Effects of Self-Massage and Foot Exercises on Lumbar Spine Pain and Functional Condition in Sedentary Men
Background. Lumbar pain is one of the most common disorders of the musculoskeletal system in workers who sit for prolonged periods of time. Prolonged sitting hours change muscle activity and create tension, which negatively affects the structure of the fascia. Myofascial exercises for the posterior superficial chain have been shown to reduce lumbar pain, but the effect of self-massage and foot exercises on the functional condition of the lumbar in office workers is unclear.
The aim. To assess the effect of self-massage and foot exercises on lumbar pain and functional condition in male office workers.

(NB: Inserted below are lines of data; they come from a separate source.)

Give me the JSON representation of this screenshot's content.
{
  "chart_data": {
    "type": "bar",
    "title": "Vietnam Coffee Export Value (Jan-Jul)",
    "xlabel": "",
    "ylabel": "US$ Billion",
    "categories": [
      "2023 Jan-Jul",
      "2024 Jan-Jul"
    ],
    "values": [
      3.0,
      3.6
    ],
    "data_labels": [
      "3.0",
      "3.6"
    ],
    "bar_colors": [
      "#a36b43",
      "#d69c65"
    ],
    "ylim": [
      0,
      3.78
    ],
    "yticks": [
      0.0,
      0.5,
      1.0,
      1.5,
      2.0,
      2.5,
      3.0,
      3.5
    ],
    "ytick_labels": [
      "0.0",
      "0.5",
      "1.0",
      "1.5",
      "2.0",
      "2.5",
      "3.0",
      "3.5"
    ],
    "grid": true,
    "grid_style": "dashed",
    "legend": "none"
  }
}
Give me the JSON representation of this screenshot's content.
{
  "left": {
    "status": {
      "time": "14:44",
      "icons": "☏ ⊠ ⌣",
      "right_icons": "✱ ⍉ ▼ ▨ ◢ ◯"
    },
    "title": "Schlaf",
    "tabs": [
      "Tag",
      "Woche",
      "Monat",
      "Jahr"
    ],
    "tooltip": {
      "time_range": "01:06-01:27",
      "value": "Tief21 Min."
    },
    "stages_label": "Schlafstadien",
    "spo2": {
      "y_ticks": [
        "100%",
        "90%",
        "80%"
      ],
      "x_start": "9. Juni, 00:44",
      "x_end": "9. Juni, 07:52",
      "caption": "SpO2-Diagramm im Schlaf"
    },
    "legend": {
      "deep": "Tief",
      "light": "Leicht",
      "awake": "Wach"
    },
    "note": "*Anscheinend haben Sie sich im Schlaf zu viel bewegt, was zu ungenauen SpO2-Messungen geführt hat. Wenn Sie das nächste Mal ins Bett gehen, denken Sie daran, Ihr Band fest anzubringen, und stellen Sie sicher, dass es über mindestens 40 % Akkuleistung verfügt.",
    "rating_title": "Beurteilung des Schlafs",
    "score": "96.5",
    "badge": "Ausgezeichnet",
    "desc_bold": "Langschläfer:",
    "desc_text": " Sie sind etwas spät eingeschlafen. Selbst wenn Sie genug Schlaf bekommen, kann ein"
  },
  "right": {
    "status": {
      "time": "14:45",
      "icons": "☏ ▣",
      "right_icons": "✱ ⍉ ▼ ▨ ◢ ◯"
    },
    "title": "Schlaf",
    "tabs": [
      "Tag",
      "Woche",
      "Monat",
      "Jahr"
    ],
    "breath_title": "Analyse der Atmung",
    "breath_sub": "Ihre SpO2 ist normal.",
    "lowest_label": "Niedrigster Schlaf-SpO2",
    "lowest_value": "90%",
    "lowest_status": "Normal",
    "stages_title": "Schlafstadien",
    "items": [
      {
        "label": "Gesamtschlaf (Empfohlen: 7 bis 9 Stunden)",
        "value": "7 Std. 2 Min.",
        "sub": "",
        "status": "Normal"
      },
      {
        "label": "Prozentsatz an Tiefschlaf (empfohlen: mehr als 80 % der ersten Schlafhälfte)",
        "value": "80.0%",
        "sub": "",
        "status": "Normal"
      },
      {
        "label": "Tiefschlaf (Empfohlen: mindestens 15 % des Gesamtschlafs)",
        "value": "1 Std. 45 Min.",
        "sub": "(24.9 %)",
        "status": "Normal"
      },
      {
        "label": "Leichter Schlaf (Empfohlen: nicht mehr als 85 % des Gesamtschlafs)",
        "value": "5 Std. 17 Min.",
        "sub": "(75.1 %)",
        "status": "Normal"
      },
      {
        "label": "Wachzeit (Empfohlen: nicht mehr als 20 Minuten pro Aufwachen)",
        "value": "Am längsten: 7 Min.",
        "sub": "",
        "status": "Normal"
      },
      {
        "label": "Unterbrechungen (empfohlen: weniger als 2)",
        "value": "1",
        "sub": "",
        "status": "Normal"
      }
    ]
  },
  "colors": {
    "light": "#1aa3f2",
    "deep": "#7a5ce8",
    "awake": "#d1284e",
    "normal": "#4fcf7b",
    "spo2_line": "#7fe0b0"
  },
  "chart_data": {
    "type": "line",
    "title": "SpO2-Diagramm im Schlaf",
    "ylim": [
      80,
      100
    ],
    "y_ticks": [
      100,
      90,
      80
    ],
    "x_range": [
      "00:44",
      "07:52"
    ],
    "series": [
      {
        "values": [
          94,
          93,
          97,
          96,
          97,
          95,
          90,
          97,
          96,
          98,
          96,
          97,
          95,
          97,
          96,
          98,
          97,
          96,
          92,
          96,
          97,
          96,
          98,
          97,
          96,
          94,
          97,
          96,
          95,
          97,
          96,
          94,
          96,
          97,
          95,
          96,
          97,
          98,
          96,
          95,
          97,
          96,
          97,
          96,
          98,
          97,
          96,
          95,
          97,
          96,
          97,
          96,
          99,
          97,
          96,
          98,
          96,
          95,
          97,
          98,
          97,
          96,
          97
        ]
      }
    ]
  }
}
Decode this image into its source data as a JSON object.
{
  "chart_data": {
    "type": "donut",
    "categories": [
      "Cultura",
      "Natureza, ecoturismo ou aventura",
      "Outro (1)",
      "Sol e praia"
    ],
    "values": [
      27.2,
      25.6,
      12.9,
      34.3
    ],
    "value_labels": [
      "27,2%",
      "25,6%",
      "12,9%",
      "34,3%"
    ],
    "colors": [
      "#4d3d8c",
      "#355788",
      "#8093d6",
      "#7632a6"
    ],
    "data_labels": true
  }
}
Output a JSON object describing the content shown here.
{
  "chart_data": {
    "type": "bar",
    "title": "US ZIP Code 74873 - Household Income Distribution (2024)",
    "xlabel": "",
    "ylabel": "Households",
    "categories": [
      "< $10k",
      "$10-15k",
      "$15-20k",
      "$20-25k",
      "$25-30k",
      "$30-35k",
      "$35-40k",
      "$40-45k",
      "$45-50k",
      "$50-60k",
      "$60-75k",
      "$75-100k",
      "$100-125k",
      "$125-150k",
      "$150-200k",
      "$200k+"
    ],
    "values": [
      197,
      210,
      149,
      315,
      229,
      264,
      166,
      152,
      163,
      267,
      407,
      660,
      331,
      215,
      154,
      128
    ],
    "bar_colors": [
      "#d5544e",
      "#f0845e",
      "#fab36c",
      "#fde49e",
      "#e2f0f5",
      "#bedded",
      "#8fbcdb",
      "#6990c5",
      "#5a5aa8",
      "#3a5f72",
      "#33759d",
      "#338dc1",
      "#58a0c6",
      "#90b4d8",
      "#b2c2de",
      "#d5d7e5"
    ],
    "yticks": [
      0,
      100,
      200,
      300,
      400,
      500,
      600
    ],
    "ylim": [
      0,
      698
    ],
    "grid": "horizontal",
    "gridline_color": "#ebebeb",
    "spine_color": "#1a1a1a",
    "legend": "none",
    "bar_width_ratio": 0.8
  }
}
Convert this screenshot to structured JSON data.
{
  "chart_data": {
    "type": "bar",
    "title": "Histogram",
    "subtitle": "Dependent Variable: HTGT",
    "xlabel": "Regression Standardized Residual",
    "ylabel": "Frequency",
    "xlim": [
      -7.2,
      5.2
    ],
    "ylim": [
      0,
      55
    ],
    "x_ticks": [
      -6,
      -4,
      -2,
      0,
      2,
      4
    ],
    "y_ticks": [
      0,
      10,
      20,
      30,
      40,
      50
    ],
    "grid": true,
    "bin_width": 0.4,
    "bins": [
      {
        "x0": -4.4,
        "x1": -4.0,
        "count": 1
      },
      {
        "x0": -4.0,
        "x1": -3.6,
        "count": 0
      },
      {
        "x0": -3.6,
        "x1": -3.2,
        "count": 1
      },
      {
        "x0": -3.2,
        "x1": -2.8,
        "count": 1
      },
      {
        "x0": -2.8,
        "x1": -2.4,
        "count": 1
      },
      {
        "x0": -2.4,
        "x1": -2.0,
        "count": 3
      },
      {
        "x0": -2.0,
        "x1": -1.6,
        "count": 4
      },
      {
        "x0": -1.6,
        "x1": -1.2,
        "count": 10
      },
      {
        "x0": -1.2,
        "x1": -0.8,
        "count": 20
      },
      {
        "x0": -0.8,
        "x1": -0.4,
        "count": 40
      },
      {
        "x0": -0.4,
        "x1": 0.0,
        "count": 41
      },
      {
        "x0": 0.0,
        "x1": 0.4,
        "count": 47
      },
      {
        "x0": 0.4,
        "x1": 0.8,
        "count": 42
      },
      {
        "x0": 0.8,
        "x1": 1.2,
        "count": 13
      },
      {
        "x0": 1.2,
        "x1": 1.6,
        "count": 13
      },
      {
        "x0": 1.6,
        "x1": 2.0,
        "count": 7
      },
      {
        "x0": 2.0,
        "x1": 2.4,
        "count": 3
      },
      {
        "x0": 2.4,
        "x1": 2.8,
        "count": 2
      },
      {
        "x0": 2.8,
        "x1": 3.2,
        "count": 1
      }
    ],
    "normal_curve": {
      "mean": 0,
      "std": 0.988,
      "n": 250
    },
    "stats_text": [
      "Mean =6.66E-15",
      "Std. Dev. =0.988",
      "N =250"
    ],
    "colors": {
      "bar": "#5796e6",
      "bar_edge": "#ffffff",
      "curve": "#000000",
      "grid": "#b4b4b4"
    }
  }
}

Methods. The study included 20 men (25.8 ± 2,6 year) (10 in the experimental group, 10 in the control group) engaged in sedentary work and experiencing chronic non-specific lumbar pain. Before and after the study, a pain intensity assessment was performed using the numerical rating scale (NRS), a functional status assessment using the Oswestry questionnaire, and an assessment of the superficial length of the back superficial chain (lower part) using the toe reach test. For the experimental group, 5 times a week for 10 weeks for 10 minutes, self-massage was applied to each foot; and 3 times a week for 30 minutes, exercises for the feet.
Results. After self-massage and foot exercises, the intensity of pain and functional disability decreased significantly (p <0.001), and the length of the back superficial chain (lower part) increased (p <0.001). Functional disability increased in the control group (p <0.001). After the study, functional disability differed significantly between groups (p = 0.02).
Conclusion. Self-massage and foot exercises improved functional condition and reduced lumbar pain in male office workers.
Keywords: low back pain, fascia, myofascial chain, massage, physiotherapy.